You may receive errors unzipping the file because the HealthCenter libraries are "in use." This is because you had just tried to run HealthCenter. First, make sure that the JVM is down. If it still doesn't work, you may need to stop all other JVMs on that node and the node agent. If it still doesn't work, and the JVM is run by a non-root user, then try extracting the zip using the root user, and then chown to the non-root user.
Once you've got the HCD file, start the HealthCenter client in ISA. When you first load the client, it may ask you to connect to a JVM, just click Cancel. Then click File > Open File... and select the HCD file (ensure that it has the extension .hcd or .zip). Then click on Profiling, and you'll see something like the following:
You may notice that some methods do not have any names but are just hexadecimal addresses. This may be due to an old version of the JVM or the agent. Also, for headless mode, some of this is unavoidable, particularly for methods that are executed very early during startup (e.g. classloading). For any kind of normal runs where you don't care about startup, then this is usually not an issue. However, if you do see hot methods without method names, you can infer what they are by looking at what the methods call and who calls them.
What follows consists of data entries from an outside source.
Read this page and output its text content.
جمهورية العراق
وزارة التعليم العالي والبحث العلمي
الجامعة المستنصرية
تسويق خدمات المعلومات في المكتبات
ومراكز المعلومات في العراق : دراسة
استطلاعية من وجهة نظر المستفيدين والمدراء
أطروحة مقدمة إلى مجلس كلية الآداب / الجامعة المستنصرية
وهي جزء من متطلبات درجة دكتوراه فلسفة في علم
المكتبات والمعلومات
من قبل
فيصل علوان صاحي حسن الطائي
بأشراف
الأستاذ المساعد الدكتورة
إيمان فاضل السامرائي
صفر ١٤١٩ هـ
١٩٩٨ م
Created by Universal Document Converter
For example, in the following case, there is a hot method without a name, and we can see from the call path that it is related to security, particularly around creating an LTPA key (i.e user login).
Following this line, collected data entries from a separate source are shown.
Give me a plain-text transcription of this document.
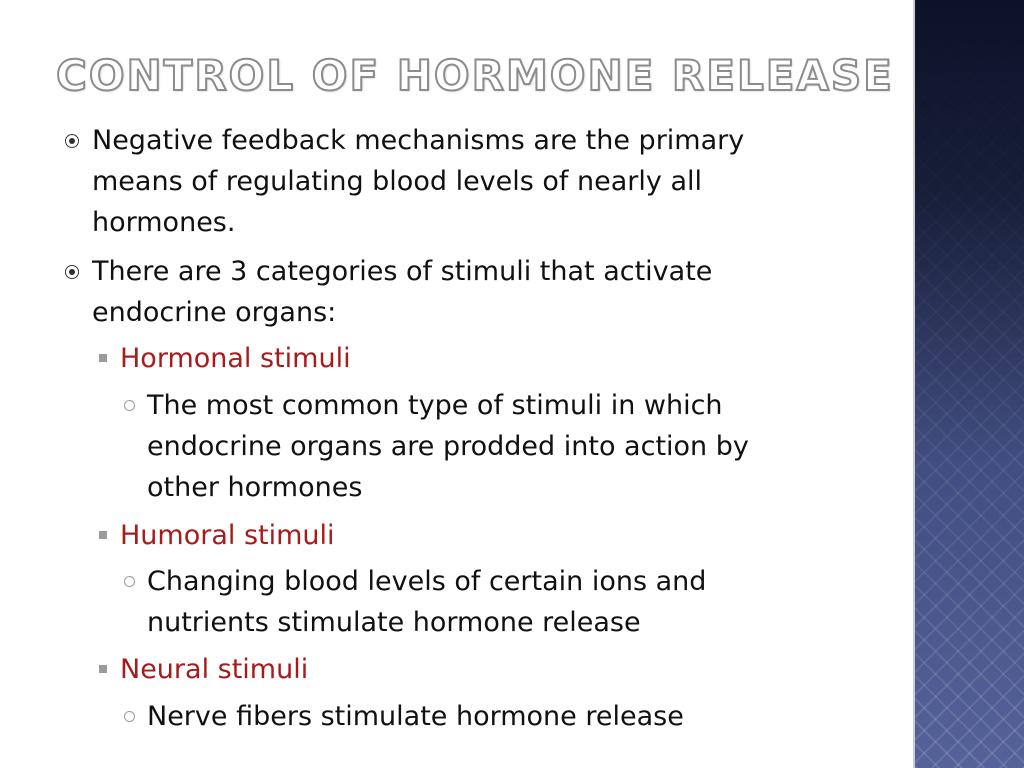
CONTROL OF HORMONE RELEASE
Negative feedback mechanisms are the primary
means of regulating blood levels of nearly all
hormones.
There are 3 categories of stimuli that activate
endocrine organs:
Hormonal stimuli
The most common type of stimuli in which
endocrine organs are prodded into action by
other hormones
Humoral stimuli
Changing blood levels of certain ions and
nutrients stimulate hormone release
Neural stimuli
Nerve fibers stimulate hormone release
The Self% is how often that method was sampled at the top of the stacks, and the Tree% is how often that method was sampled somewhere in the stacks. I usually first start by looking at the highest Self% (the default sort in the client). Next, I'll sort by Tree%, and I'll scroll past methods that usually don't do much (for example, a Servlet doPost, or a servlet filter), and the first method that is after these types of methods is usually what is doing most of the activity. This is more of an art than a science.
You can also zoom in on a particular time period by dragging a rectangle around a particular time area beneath the profiling view. This is great for comparing the activity at two different times in the run.
The sampling profiler frequently samples the stacks of the CPUs. Highlighted methods in the client are not necessarily those that consume CPU. If the agent samples stacks which are constantly making web service calls, this will show up in the client. This is in many cases even better than just a CPU profiler, since it can pinpoint almost any type of performance issue, not just excessive CPU usage.
In summary, IBM Java Health Center is an extremely powerful tool which has a very low-overhead, headless, sampling profiler on recent versions of WAS (>= 22.214.171.124 and >= 126.96.36.199) which can be used to determine the root cause of performance issues.